La jeune fille se mit à fouiller son sac, son bureau et les alentours, en vain...

Alors l'imposant Hayato Obayashi s'approcha avec hésitation. C'était pour lui une occasion inespérée qui ne se reproduirait pas de sitôt ! En effet, la belle Kaya se trouvait seule, tandis que ses deux amies, pots de colle sur les bords, n'étaient pas encore revenues de la bibliothèque.

— Tu as pas le droit de te défiler ! Sois un homme Hayato !

L'adolescent prit son courage à deux mains et tendit maladroitement son bento tout en baragouinant quelques mots étranges.

C'était invraisemblable ! Il l'avait fait... ! 

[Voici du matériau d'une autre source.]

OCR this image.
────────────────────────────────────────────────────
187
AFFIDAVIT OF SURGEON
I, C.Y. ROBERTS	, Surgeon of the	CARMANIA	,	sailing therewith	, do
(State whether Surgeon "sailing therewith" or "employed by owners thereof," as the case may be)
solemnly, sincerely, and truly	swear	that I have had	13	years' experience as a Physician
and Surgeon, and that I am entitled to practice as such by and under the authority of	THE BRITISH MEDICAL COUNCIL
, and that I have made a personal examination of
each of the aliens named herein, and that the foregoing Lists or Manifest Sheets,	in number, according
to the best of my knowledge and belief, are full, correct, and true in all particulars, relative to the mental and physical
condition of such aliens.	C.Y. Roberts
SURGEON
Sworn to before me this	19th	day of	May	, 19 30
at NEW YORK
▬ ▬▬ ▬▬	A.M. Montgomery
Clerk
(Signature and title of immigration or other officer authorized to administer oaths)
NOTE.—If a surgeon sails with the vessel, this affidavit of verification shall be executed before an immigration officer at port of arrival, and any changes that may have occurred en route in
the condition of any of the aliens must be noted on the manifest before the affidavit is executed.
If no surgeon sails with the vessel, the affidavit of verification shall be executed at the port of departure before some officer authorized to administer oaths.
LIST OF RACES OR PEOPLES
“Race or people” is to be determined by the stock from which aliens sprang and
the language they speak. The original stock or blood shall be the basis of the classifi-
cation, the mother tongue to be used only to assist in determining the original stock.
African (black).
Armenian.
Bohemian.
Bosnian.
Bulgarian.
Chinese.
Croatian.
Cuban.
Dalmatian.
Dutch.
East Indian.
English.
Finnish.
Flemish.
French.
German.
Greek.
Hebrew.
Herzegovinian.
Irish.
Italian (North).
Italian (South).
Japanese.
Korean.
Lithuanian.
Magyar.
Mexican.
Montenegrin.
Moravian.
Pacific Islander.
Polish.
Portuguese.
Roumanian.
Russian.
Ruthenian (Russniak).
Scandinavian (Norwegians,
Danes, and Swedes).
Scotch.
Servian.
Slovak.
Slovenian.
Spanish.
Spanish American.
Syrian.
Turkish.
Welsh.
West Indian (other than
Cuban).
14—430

Lui, l'otaku en surpoids, s'était adressé à Sakurai, l'une des filles les plus populaires du lycée. Certes, ils avaient déjà été camarades de classe à plusieurs reprises depuis le collège, mais étonnamment, c'était la première fois que les deux adolescents partageaient un semblant d'interaction. La jolie Kaya, quelque peu surprise et intriguée, observait la boîte plastique en silence tandis que le cœur de Hayato était à la limite de l'implosion. Alors elle ouvrit enfin la bouche.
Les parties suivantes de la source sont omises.